Welcome to Summer Soccer Letter #4
Last match had the favourites, Bent Like Beckham paired up in a friendly match against Joga Bonito. It was a topsy turvey game in that Paul "Blue Star" scored. That's right. Old Twinkle Toes himself managed to pop one between the posts. (No pun intended Jenn). His excitement, which could not be maintained, forced him to drop his drawers at the field, put his arms in the air and declare for all the world to hear....."YES. It's true. I wear woman's underwear". Although liberating to Paul at the time, I'm sure it was a bit of information that the rest of us could have done without.
With a spark in Team Bent from Paul's goal, Team Captain and All Around Great Guy, Tom "The Animal", decided to mix it up with one of the goons on the other side, as cleverly illustrated below. When asked why, Tom responded: "Well, I've watched plenty of WWF and those guys never seem to get hurt, so I thought, what the heck. However, in hind sight, I think I'll stick to soccer". Now, although the apparent size difference, seems a little over whelming at first, as I'm constantly reminding Tracy, size just doesn't matter. Recovering from his later concussion from the incident, Tom managed to add his second goal of the season and was well on his way to the Golden Ball.
Tony "What's your Sign Baby", was clearly awe struck by the 19 year old swim suit models trying their skills at soccer on the other team. His wits quickly failing, Tony became putty in their hands, ie: giving away free throws. However, it was noticed, that if you avoided looking at their players directly in the eye, (which Tony was apparently incapable of doing anyways), you avoided their witchery and noticed a completely different player as shown below:
What Tony Saw:
What the Rest of the Team Saw:
Tracy "I'm not tired"; Carly "Will these scabs ever heal”; Peter "Even my eye lids hurt" and Stuart "My gloves are a size 3 1/2", showed their usual skill on the field, with a series of turns, twists, jumps and twirls that made even the cast of Circue du Soleil envious. In the end, the victory went to Joga, but as the cheer of "It's Hammer Time" lingered in the air, Team Joga said that Bent Like Beckham "was the funnest Team they've ever played against" .... a better compliment couldn't have been had.

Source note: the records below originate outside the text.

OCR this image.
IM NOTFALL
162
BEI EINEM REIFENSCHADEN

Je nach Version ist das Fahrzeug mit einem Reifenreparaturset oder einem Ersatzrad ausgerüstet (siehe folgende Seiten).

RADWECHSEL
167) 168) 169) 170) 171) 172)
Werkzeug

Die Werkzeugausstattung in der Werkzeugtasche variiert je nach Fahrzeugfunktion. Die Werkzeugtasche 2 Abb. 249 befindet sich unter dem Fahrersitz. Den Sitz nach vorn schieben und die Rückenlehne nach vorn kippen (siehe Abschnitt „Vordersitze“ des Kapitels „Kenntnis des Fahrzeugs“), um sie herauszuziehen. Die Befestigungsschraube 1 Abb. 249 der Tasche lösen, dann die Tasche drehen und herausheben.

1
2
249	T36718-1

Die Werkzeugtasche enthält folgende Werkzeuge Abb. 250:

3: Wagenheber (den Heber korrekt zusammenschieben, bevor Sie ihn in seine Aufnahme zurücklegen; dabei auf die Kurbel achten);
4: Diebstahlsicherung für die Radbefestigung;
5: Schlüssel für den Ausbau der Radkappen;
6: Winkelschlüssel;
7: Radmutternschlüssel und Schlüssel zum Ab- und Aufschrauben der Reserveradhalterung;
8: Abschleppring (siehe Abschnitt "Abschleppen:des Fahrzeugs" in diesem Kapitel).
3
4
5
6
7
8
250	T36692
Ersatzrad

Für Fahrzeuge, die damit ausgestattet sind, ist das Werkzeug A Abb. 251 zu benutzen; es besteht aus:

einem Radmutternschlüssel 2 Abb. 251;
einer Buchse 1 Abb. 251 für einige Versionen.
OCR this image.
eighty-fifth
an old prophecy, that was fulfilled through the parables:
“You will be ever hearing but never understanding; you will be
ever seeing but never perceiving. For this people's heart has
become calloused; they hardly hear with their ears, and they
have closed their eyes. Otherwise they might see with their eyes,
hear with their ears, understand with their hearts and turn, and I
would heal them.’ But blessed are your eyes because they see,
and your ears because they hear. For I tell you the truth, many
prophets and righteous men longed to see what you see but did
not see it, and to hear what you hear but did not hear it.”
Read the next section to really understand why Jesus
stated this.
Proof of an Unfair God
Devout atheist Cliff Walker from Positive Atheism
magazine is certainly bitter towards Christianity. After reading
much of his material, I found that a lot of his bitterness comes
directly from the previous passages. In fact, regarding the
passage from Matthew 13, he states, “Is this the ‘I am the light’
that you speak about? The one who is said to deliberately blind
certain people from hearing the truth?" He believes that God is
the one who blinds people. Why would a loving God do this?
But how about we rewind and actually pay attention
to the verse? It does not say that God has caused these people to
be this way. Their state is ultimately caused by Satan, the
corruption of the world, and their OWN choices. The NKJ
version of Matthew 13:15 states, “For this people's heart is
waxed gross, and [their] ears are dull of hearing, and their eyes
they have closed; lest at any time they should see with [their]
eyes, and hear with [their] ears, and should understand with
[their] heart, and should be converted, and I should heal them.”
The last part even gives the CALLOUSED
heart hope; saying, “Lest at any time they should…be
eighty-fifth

Brian and Breanne are getting married. Yes. It's true. Breanne, against all odds and better judgment has agreed to marry our Brian. Who would have thought that one day, our Brian would be married. And to a girl no less. Breanne, knowing Brian's misunderstood obsession with soccer (which we hope to cultivate, put in a bottle and sell for $4.95 at Bargain Bargain Bargain) had agreed to wear this one of a kind dress shown below for their wedding. Good Luck Brian and here's hoping that you, as Ali G said to Beckham, "don't get caught offside" on your honeymoon.
Our next match, has us squaring off against one of the new "Singles Teams" - Calgary United at one of our favourite fields, Spruce Cliff. It's small and close to a BPs, what more could you ask for. The directions to get there are: If you live in the North, drive South. If you live in the South, drive North and it's near Westgate Mall.
Sprce Cliff #03
Calgary United vs. Bent Like Beckham
Thanks and we'll see you at the next game.